When there are abnormalities, for example there is a hole between the right and left heart, blood from the left heart will also flow into the right heart. This is because the left heart has a higher pressure than the right heart. In the end, the blood will accumulate in the lungs and damage the blood vessels inside.
Blood stacks in the lungs over time will cause increased pressure in the lungs, so that the blood flow will reverse from the right heart to the left heart. As a result, oxygen-rich blood will mix with dirty blood (blood that has not entered the lungs) to be pumped throughout the body. Ultimately, the organs and tissues will not get enough oxygen and this will lead to a life-threatening condition.
The disorder of Eisenmenger syndrome usually begins when the patient is 2 years or older. However, symptoms do not always appear fully and may take years to be felt by the patient. Generally, patients begin to feel it at the time of adolescence or adulthood. Eisenmenger's syndrome is also at risk for patients undergoing heart abnormalities or by people with heart-related illnesses that are not monitored and handled appropriately.
What causes Eisenmenger's syndrome?
Most cases of Eisenmenger's syndrome are caused by a congenital abnormality of holes or damage between the heart chambers. Conditions related to it include:
- Ventricular septal defect. The hole between the right and left ventricle (ventricle) becomes the most common cause of Eisenmenger's syndrome.
- Atrial septal defect. Holes between the right and upper left ventricle chambers (atria).
- Ductus arteriosus. A hole between the aorta (the blood vessel that supplies blood throughout the body) and the pulmonary artery (the blood vessels that supply blood to the lungs).
- Atrioventricular canal defect. Deep hole between the atrium (the upper heart barrier) and the ventricles (the lower heart barrier). In this case, some heart valves do not work well.

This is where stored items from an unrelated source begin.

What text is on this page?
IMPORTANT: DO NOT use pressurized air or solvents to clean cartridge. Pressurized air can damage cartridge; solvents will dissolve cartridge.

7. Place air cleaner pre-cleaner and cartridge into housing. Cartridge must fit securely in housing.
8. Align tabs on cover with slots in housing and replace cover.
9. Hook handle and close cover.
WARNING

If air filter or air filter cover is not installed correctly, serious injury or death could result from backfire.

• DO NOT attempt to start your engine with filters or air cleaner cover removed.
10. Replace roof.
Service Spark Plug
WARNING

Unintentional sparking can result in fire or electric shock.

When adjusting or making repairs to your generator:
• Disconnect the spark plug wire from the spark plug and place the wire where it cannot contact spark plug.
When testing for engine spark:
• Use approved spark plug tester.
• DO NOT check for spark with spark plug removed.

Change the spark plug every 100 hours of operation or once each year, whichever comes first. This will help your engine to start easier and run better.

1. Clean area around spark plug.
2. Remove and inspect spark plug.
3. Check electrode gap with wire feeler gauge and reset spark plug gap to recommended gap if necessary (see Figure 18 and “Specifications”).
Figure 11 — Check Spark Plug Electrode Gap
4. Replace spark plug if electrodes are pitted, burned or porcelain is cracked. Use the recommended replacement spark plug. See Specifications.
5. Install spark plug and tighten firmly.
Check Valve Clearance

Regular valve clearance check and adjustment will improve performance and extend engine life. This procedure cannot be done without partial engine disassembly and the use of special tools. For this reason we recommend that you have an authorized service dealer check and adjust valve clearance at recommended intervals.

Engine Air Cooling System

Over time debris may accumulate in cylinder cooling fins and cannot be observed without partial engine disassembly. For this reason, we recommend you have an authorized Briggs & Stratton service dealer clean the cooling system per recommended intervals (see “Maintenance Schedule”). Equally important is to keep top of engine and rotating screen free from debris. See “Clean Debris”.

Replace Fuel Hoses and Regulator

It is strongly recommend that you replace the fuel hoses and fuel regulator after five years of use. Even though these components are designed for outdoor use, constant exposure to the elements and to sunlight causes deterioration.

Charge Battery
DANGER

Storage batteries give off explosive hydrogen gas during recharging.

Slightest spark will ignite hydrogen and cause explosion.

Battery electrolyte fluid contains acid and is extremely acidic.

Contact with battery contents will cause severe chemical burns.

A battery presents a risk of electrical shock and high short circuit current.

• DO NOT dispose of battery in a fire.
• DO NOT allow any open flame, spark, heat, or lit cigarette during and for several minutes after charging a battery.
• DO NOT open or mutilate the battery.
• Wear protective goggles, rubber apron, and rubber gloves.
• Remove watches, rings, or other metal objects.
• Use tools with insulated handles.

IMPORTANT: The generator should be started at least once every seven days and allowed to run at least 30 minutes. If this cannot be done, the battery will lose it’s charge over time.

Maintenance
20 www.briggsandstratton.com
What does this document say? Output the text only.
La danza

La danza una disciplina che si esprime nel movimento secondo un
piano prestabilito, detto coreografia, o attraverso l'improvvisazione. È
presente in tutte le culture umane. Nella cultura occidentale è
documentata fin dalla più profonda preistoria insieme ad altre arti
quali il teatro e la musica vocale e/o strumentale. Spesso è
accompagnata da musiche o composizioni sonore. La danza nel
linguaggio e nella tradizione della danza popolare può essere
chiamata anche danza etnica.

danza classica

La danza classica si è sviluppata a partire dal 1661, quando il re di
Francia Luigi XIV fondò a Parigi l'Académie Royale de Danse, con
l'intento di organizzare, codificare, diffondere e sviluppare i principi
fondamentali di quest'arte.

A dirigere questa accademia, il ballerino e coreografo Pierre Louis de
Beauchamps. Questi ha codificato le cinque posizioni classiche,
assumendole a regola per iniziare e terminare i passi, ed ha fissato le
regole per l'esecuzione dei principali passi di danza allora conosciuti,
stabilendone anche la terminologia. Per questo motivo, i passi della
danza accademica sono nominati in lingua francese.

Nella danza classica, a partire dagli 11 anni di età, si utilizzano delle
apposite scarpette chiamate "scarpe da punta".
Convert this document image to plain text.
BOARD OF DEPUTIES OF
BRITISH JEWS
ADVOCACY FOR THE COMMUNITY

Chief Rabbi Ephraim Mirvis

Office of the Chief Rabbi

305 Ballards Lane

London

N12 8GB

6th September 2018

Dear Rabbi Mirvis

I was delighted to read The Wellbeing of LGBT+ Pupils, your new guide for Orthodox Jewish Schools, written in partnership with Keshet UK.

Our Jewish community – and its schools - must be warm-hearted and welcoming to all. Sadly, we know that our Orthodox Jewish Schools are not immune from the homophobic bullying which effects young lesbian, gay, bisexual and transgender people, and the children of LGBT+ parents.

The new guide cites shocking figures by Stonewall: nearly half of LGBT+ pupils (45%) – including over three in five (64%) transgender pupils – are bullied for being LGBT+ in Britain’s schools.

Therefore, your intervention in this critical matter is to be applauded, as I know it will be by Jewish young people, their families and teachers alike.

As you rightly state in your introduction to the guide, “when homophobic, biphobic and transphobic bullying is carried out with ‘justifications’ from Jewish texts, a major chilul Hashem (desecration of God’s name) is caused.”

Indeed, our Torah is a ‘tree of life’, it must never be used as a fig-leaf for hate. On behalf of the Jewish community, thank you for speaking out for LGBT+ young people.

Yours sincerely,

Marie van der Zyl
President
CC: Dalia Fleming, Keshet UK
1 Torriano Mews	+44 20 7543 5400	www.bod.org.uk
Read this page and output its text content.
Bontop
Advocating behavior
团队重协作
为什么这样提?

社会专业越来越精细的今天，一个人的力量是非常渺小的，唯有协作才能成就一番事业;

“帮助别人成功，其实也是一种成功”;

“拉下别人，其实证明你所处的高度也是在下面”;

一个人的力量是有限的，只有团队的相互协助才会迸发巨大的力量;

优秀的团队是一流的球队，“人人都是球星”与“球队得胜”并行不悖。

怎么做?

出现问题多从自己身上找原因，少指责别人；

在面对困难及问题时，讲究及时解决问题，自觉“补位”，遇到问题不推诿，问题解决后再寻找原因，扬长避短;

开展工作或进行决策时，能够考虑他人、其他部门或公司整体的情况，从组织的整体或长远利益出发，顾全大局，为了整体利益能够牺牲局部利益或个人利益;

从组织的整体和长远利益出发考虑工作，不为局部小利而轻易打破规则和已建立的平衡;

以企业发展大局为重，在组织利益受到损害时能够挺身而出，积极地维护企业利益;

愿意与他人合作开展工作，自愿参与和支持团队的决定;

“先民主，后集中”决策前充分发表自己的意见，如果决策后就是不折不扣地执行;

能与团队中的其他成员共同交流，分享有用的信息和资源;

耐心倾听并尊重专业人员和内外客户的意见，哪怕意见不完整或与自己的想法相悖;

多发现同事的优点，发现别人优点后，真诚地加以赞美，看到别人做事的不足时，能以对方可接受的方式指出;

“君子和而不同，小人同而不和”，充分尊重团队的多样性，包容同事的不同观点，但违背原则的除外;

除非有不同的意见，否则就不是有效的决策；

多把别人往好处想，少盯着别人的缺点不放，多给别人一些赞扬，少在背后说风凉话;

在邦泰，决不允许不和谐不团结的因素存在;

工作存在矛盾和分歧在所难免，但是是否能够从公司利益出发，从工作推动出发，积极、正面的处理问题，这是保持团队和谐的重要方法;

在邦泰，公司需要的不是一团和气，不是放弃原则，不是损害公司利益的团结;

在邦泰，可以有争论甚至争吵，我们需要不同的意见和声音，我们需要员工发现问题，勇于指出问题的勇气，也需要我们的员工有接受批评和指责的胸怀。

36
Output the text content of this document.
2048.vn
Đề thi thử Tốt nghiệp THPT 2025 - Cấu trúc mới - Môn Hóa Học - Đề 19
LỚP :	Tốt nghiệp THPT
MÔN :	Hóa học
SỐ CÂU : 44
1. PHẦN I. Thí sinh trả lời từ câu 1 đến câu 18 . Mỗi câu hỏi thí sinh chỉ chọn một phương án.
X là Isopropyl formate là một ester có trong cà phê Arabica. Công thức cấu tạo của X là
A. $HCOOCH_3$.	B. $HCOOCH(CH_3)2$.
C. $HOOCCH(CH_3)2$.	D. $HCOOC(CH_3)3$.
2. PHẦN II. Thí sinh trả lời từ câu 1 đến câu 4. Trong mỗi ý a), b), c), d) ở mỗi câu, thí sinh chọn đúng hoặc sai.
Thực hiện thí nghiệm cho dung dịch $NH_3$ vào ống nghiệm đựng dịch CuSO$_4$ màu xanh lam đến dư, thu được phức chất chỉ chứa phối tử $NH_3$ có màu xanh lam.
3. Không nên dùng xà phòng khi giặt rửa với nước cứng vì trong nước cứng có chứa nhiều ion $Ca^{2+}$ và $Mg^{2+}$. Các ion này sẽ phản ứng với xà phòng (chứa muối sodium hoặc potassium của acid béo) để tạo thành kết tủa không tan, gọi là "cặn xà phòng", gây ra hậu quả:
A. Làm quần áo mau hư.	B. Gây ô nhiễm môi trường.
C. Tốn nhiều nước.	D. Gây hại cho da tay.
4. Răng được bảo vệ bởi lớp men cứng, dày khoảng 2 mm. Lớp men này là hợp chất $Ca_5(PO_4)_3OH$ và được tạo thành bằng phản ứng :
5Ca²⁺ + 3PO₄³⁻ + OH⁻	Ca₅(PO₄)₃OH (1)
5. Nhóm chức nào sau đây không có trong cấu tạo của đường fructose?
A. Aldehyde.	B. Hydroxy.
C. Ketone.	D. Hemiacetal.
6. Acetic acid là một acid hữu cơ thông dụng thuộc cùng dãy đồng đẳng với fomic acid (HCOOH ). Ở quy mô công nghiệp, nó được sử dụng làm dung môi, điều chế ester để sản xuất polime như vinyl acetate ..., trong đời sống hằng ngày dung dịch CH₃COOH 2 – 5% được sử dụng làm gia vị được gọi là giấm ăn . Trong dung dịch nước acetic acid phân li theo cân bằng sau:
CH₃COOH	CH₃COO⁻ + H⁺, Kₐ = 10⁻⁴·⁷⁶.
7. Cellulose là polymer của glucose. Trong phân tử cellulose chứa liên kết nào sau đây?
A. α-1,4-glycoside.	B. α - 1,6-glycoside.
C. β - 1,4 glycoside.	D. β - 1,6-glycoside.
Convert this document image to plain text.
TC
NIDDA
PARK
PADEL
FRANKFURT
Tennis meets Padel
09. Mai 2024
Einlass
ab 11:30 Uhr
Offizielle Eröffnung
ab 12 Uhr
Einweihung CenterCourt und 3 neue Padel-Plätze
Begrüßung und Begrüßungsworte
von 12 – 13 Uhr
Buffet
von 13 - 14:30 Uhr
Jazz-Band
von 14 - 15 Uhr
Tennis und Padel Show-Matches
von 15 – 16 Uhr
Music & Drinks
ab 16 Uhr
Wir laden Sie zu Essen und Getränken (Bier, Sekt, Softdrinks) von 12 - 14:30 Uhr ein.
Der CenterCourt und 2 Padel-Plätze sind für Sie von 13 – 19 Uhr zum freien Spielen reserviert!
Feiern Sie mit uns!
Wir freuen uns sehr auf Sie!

- Because the main cause of Eisenmenger's syndrome is heart abnormalities at birth, it is advisable to perform an early examination. In addition, examination is also recommended if you have family members with the same case or with other heart disorders.
Symptoms of Eisenmenger Syndrome
Given a greater risk to infants, parents should be more vigilant if their child is born with a heart condition or has a risk of inheriting from family genetics. Immediately see a doctor if your child has symptoms of Eisenmenger's syndrome, such as blue or pale skin color, decreased appetite, often sweating for no apparent reason, slow growth, or lung infections.